One of the College lecturers read out a speech about goodbye. She said that it was a final word and was adamant that it should not be. She then went on to explain its real meaning of ‘God be with you. All the while I was watching the faces of the third and fourth years and it really frightened me to think that next year I would be sitting in their place with my own thoughts of leaving Chester…”

“When I got back to my digs later that day, I wrote this poem:

Goodbye is such a final word-
It brings to a standstill all thoughts of leaving
Because it is so hard to say.
We pretend we haven’t heard
The Last Farewell that marks the end of day,
And scars us for life.
 
To say goodbye, actually say it
Is to admit that part of our lives is over:
Whether good or bad, something dies.
Our life seeps away bit by bit,
As we go about our leave-taking with goodbyes
To friends we won’t see again.
 
Should we instead say
“God be with you” to tell our thoughts?
But doesn’t that claim
We hope he will be there each day
Because we can’t be?
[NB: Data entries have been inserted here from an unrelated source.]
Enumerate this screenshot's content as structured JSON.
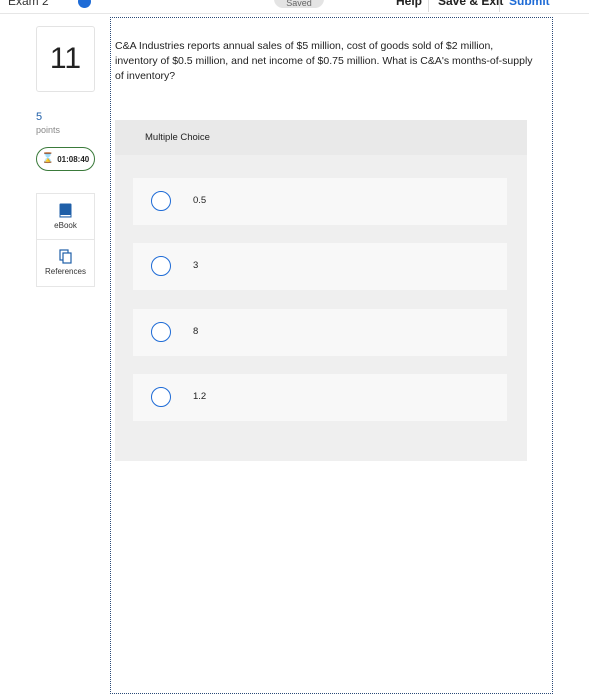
{
  "header": {
    "exam_title": "Exam 2",
    "saved_label": "Saved",
    "help": "Help",
    "save_exit": "Save & Exit",
    "submit": "Submit"
  },
  "sidebar": {
    "question_number": "11",
    "points_value": "5",
    "points_label": "points",
    "timer": "01:08:40",
    "tools": [
      {
        "label": "eBook",
        "icon": "book-icon"
      },
      {
        "label": "References",
        "icon": "copy-pages-icon"
      }
    ]
  },
  "question": {
    "text": "C&A Industries reports annual sales of $5 million, cost of goods sold of $2 million, inventory of $0.5 million, and net income of $0.75 million. What is C&A's months-of-supply of inventory?"
  },
  "multiple_choice": {
    "header": "Multiple Choice",
    "options": [
      "0.5",
      "3",
      "8",
      "1.2"
    ]
  },
  "colors": {
    "accent": "#1e6bd6",
    "timer_border": "#3a7a3a",
    "points": "#1f5fa8",
    "frame_border": "#2b4a77"
  }
}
It is the same
And still burns in our hearts.

“This photo was taken in the canteen area after our Valedictory Service in 1986. In the 1980s, in the formal dining room and canteen. The image features Melek Muharrem, who graduated with a BEd - she was awarded the Ellan Vannin Prize for Education at the 1986 Valedictory Service. Melek was diagnosed with cancer shortly after starting her first teaching job in Chester, sadly she died in November 1988, aged 24.

“Friends are one of the most important things in life, with them you share, commiserate, comfort and have fun. You disagree, you make up, and they can shake up your life and turn you upside down and inside out! In a close-knit institution, friends become your ‘family’, and 35 years on since graduating, I am lucky enough to still be in contact with 17 of mine. And through volunteering at the University since moving here in 2014, I have made alumni friends from other years, such is the power and spirit of Chester.

“I can only imagine what these past 14 months have been like for those graduating in 2020 and 2021. Not only virtual lectures, being deprived of family visits and social activities, but the added loss of family members and friends to Covid and other illnesses, and the sadness of not being able to say a proper goodbye. University life is a rite of passage, shared by family and friends supporting students, and memories of that experience can and should last a lifetime: even the down moments, for they too create the rich tapestry which shapes your future life.

“2020-2021 will stand as a testament to faith, endurance and hope. You are rightly proud of what you achieved. 

“And if it didn’t ‘burn in your hearts’ then it wasn’t worth the effort. ‘God be with you’ and keep that flame going in all your future endeavours.”